Ok, that’s all for now, but we promise we’ll try and post more frequently.


Delilah (AKA – Bringing Pets to Buenos Aires)

Yesterday, I took care of the most important thing I’m bringing – Delilah, the 8 year old, 7.5 pound, mini-pinscher.  She has already dictated whether we were going to move or not (could we take her with us), where we lived (she has to have some outdoor space), an increased security deposit ($900 more just because of her!) and what airline we flew (Delta because they’re the only one that allow pets in the cabin on international flights). Delta was definitely not the cheapest airline, but there was no way I was going to be the one to put Delilah in the cargo hold for 17+ hours. The extra $100 to bring her on with us seemed like a bargain.

From reading some other blogs (Moving to Argentina and Tangotours), it seems like it should be a relatively easy process.

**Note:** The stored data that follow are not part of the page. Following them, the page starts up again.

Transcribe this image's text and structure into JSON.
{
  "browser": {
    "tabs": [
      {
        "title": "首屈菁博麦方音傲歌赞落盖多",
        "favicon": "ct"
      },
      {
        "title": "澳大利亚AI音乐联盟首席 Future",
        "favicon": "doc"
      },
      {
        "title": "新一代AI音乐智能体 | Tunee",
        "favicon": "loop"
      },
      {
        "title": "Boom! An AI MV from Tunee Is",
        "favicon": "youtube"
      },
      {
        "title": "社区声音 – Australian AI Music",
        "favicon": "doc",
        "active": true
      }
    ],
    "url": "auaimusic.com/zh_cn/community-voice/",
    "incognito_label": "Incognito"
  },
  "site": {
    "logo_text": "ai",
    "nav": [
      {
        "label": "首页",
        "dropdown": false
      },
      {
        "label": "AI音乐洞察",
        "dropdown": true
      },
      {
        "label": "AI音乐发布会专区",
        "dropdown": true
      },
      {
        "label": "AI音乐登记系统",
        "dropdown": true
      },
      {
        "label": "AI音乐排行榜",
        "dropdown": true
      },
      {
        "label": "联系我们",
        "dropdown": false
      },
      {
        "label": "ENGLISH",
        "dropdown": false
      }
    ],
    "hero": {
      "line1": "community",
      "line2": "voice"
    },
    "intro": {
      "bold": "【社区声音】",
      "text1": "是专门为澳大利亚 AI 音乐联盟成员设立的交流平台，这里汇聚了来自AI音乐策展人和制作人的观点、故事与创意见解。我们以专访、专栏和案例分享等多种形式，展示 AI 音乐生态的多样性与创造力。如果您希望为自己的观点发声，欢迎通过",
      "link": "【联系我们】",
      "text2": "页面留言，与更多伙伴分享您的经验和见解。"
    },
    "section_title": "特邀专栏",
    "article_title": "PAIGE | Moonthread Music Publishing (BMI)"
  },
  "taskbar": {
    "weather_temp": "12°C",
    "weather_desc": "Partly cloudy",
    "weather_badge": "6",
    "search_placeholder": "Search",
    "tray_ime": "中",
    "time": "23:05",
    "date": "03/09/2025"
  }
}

The Argentine Consulate has the following rules:

Bringing pet animals into Argentina
The Consulate does not issue permits to enter pet animals into Argentina. Owners must make shipping arrangements with airlines directly. To avoid quarantine upon arrival in Argentina, the following documents are required to enter DOGS or CATS:

  1. Anti-rabies vaccination certificate.
  2. Good health certificate, no older than 10 days from the date of the animal’s arrival to Argentina.

Both certificates must be issued by a licensed veterinarian and certified by the U.S. Department of Agriculture, Animal and Plant Health Inspection Division, Veterinary Services. To locate an accredited veterinarian and the VS Area Office for your state, visit http://www.aphis.usda.gov/vs/area_offices.htm. The Consulate does not need to authenticate these documents, which must be submitted directly to the airline.

Sounds simple enough, so this week I took Delilah to the vet for her checkup and to get a good health certificate and copy of her rabies vaccination. Got that, so now, I’ll just go to the nearest USDA office… What? None in Manhattan? Ok, this is something you should check out in advance as they seem to have a limited number of offices. I found an office out near the JFK airport, so I headed out there. They are located in a large office complex and when I went in, I found only one person ahead of us.  The whole process took about 5 minutes and cost us $24.

I’ll let you know what our experience at the airport and customs is next week.

UPDATE: All went smoothly and I pretty much sailed through immigration, even though my Spanish is horrible. All the paperwork was in order and I paid the fee and zoomed right through.